Bharathesha Alasandemajalu, a member of the Academy, said books published from 1968 to the most recent, including two doctoral dissertations, have been digitized. Doctoral thesis on Arebhashe in English by Professor Kodi Kushalappa Gowda, published in 1970 at Annamalai University, has been digitized. Previously, the language was known as Gowda Kannada. Other works include digitizing a souvenir that showcases the culture of the Gowda community, he said.
In total, the digitization of 38 books published by the academy, ‘Hingara’ – the quarterly magazine of the academy, and 21 books published by different authors have been digitized and made available on arebashe.sanchaya.net. The team digitized 142 issues of ‘Kodava Sangathi’, a fortnightly, whose publisher was Pattada Prabhakar, and an important book on the Amara Sullia uprising of 1837, by Deviprasad Sampaje. The books are available in three categories, books published by the academy, Arebhashe Sahithya and Kodagu Sangathi and Hingara editions, Bharathesha said.
The digitization works will be inaugurated on June 25 in Madikeri, in the presence of the Chief Minister’s Advisor for E-Governance Beluru Sudarshan and the President of the Kodagu Academy Kannada Sahitya, MP Keshav Kamath. Academy President Lakshminarayan Kajegadde will chair the event.
“In case the language is to gain international recognition, an ISO language code is important. Scanning is a step towards obtaining the code.

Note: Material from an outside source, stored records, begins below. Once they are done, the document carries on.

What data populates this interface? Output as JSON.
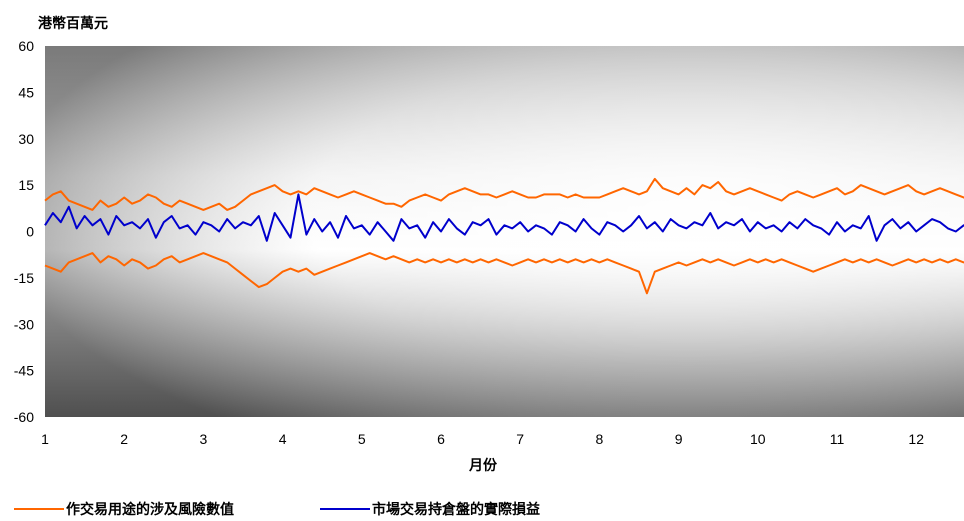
{
  "chart_data": {
    "type": "line",
    "title": "",
    "ylabel": "港幣百萬元",
    "xlabel": "月份",
    "ylim": [
      -60,
      60
    ],
    "yticks": [
      "60",
      "45",
      "30",
      "15",
      "0",
      "-15",
      "-30",
      "-45",
      "-60"
    ],
    "xticks": [
      "1",
      "2",
      "3",
      "4",
      "5",
      "6",
      "7",
      "8",
      "9",
      "10",
      "11",
      "12"
    ],
    "xlim": [
      1,
      12.7
    ],
    "grid": false,
    "legend": "bottom",
    "series": [
      {
        "name": "作交易用途的涉及風險數值",
        "role": "upper",
        "color": "#ff6600",
        "x": [
          1.0,
          1.1,
          1.2,
          1.3,
          1.4,
          1.5,
          1.6,
          1.7,
          1.8,
          1.9,
          2.0,
          2.1,
          2.2,
          2.3,
          2.4,
          2.5,
          2.6,
          2.7,
          2.8,
          2.9,
          3.0,
          3.1,
          3.2,
          3.3,
          3.4,
          3.5,
          3.6,
          3.7,
          3.8,
          3.9,
          4.0,
          4.1,
          4.2,
          4.3,
          4.4,
          4.5,
          4.6,
          4.7,
          4.8,
          4.9,
          5.0,
          5.1,
          5.2,
          5.3,
          5.4,
          5.5,
          5.6,
          5.7,
          5.8,
          5.9,
          6.0,
          6.1,
          6.2,
          6.3,
          6.4,
          6.5,
          6.6,
          6.7,
          6.8,
          6.9,
          7.0,
          7.1,
          7.2,
          7.3,
          7.4,
          7.5,
          7.6,
          7.7,
          7.8,
          7.9,
          8.0,
          8.1,
          8.2,
          8.3,
          8.4,
          8.5,
          8.6,
          8.7,
          8.8,
          8.9,
          9.0,
          9.1,
          9.2,
          9.3,
          9.4,
          9.5,
          9.6,
          9.7,
          9.8,
          9.9,
          10.0,
          10.1,
          10.2,
          10.3,
          10.4,
          10.5,
          10.6,
          10.7,
          10.8,
          10.9,
          11.0,
          11.1,
          11.2,
          11.3,
          11.4,
          11.5,
          11.6,
          11.7,
          11.8,
          11.9,
          12.0,
          12.1,
          12.2,
          12.3,
          12.4,
          12.5,
          12.6,
          12.7
        ],
        "values": [
          10,
          12,
          13,
          10,
          9,
          8,
          7,
          10,
          8,
          9,
          11,
          9,
          10,
          12,
          11,
          9,
          8,
          10,
          9,
          8,
          7,
          8,
          9,
          7,
          8,
          10,
          12,
          13,
          14,
          15,
          13,
          12,
          13,
          12,
          14,
          13,
          12,
          11,
          12,
          13,
          12,
          11,
          10,
          9,
          9,
          8,
          10,
          11,
          12,
          11,
          10,
          12,
          13,
          14,
          13,
          12,
          12,
          11,
          12,
          13,
          12,
          11,
          11,
          12,
          12,
          12,
          11,
          12,
          11,
          11,
          11,
          12,
          13,
          14,
          13,
          12,
          13,
          17,
          14,
          13,
          12,
          14,
          12,
          15,
          14,
          16,
          13,
          12,
          13,
          14,
          13,
          12,
          11,
          10,
          12,
          13,
          12,
          11,
          12,
          13,
          14,
          12,
          13,
          15,
          14,
          13,
          12,
          13,
          14,
          15,
          13,
          12,
          13,
          14,
          13,
          12,
          11,
          10
        ],
        "_note": "upper band"
      },
      {
        "name": "市場交易持倉盤的實際損益",
        "role": "mid",
        "color": "#0000cc",
        "x": [
          1.0,
          1.1,
          1.2,
          1.3,
          1.4,
          1.5,
          1.6,
          1.7,
          1.8,
          1.9,
          2.0,
          2.1,
          2.2,
          2.3,
          2.4,
          2.5,
          2.6,
          2.7,
          2.8,
          2.9,
          3.0,
          3.1,
          3.2,
          3.3,
          3.4,
          3.5,
          3.6,
          3.7,
          3.8,
          3.9,
          4.0,
          4.1,
          4.2,
          4.3,
          4.4,
          4.5,
          4.6,
          4.7,
          4.8,
          4.9,
          5.0,
          5.1,
          5.2,
          5.3,
          5.4,
          5.5,
          5.6,
          5.7,
          5.8,
          5.9,
          6.0,
          6.1,
          6.2,
          6.3,
          6.4,
          6.5,
          6.6,
          6.7,
          6.8,
          6.9,
          7.0,
          7.1,
          7.2,
          7.3,
          7.4,
          7.5,
          7.6,
          7.7,
          7.8,
          7.9,
          8.0,
          8.1,
          8.2,
          8.3,
          8.4,
          8.5,
          8.6,
          8.7,
          8.8,
          8.9,
          9.0,
          9.1,
          9.2,
          9.3,
          9.4,
          9.5,
          9.6,
          9.7,
          9.8,
          9.9,
          10.0,
          10.1,
          10.2,
          10.3,
          10.4,
          10.5,
          10.6,
          10.7,
          10.8,
          10.9,
          11.0,
          11.1,
          11.2,
          11.3,
          11.4,
          11.5,
          11.6,
          11.7,
          11.8,
          11.9,
          12.0,
          12.1,
          12.2,
          12.3,
          12.4,
          12.5,
          12.6,
          12.7
        ],
        "values": [
          2,
          6,
          3,
          8,
          1,
          5,
          2,
          4,
          -1,
          5,
          2,
          3,
          1,
          4,
          -2,
          3,
          5,
          1,
          2,
          -1,
          3,
          2,
          0,
          4,
          1,
          3,
          2,
          5,
          -3,
          6,
          2,
          -2,
          12,
          -1,
          4,
          0,
          3,
          -2,
          5,
          1,
          2,
          -1,
          3,
          0,
          -3,
          4,
          1,
          2,
          -2,
          3,
          0,
          4,
          1,
          -1,
          3,
          2,
          4,
          -1,
          2,
          1,
          3,
          0,
          2,
          1,
          -1,
          3,
          2,
          0,
          4,
          1,
          -1,
          3,
          2,
          0,
          2,
          5,
          1,
          3,
          0,
          4,
          2,
          1,
          3,
          2,
          6,
          1,
          3,
          2,
          4,
          0,
          3,
          1,
          2,
          0,
          3,
          1,
          4,
          2,
          1,
          -1,
          3,
          0,
          2,
          1,
          5,
          -3,
          2,
          4,
          1,
          3,
          0,
          2,
          4,
          3,
          1,
          0,
          2,
          1
        ],
        "_note": "actual P&L"
      },
      {
        "name": "",
        "role": "lower",
        "color": "#ff6600",
        "x": [
          1.0,
          1.1,
          1.2,
          1.3,
          1.4,
          1.5,
          1.6,
          1.7,
          1.8,
          1.9,
          2.0,
          2.1,
          2.2,
          2.3,
          2.4,
          2.5,
          2.6,
          2.7,
          2.8,
          2.9,
          3.0,
          3.1,
          3.2,
          3.3,
          3.4,
          3.5,
          3.6,
          3.7,
          3.8,
          3.9,
          4.0,
          4.1,
          4.2,
          4.3,
          4.4,
          4.5,
          4.6,
          4.7,
          4.8,
          4.9,
          5.0,
          5.1,
          5.2,
          5.3,
          5.4,
          5.5,
          5.6,
          5.7,
          5.8,
          5.9,
          6.0,
          6.1,
          6.2,
          6.3,
          6.4,
          6.5,
          6.6,
          6.7,
          6.8,
          6.9,
          7.0,
          7.1,
          7.2,
          7.3,
          7.4,
          7.5,
          7.6,
          7.7,
          7.8,
          7.9,
          8.0,
          8.1,
          8.2,
          8.3,
          8.4,
          8.5,
          8.6,
          8.7,
          8.8,
          8.9,
          9.0,
          9.1,
          9.2,
          9.3,
          9.4,
          9.5,
          9.6,
          9.7,
          9.8,
          9.9,
          10.0,
          10.1,
          10.2,
          10.3,
          10.4,
          10.5,
          10.6,
          10.7,
          10.8,
          10.9,
          11.0,
          11.1,
          11.2,
          11.3,
          11.4,
          11.5,
          11.6,
          11.7,
          11.8,
          11.9,
          12.0,
          12.1,
          12.2,
          12.3,
          12.4,
          12.5,
          12.6,
          12.7
        ],
        "values": [
          -11,
          -12,
          -13,
          -10,
          -9,
          -8,
          -7,
          -10,
          -8,
          -9,
          -11,
          -9,
          -10,
          -12,
          -11,
          -9,
          -8,
          -10,
          -9,
          -8,
          -7,
          -8,
          -9,
          -10,
          -12,
          -14,
          -16,
          -18,
          -17,
          -15,
          -13,
          -12,
          -13,
          -12,
          -14,
          -13,
          -12,
          -11,
          -10,
          -9,
          -8,
          -7,
          -8,
          -9,
          -8,
          -9,
          -10,
          -9,
          -10,
          -9,
          -10,
          -9,
          -10,
          -9,
          -10,
          -9,
          -10,
          -9,
          -10,
          -11,
          -10,
          -9,
          -10,
          -9,
          -10,
          -9,
          -10,
          -9,
          -10,
          -9,
          -10,
          -9,
          -10,
          -11,
          -12,
          -13,
          -20,
          -13,
          -12,
          -11,
          -10,
          -11,
          -10,
          -9,
          -10,
          -9,
          -10,
          -11,
          -10,
          -9,
          -10,
          -9,
          -10,
          -9,
          -10,
          -11,
          -12,
          -13,
          -12,
          -11,
          -10,
          -9,
          -10,
          -9,
          -10,
          -9,
          -10,
          -11,
          -10,
          -9,
          -10,
          -9,
          -10,
          -9,
          -10,
          -9,
          -10,
          -9
        ],
        "_note": "lower band"
      }
    ]
  },
  "legend": {
    "item1": "作交易用途的涉及風險數值",
    "item2": "市場交易持倉盤的實際損益"
  }
}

It will also give the public easy access to existing Arebhashe literature,” he said.
Vishwanath Badikana, Assistant Professor, Kannada, St Aloysius College and Fellow of the Academy, said the books that have been digitized are not available in the market. Work on the Arebhashe Dictionary, a blend of Lexicon and Kittel Dictionary, Encyclopedia and Arebhashe Glossary documenting the Arebhashe culture, through the items used by people who speak this language, is nearing completion.
“This is probably the first work of its kind undertaken for a sub-dialect, through an academy which has a small base. According to an estimate, around 10 lakh people speak the language,” Badikana said.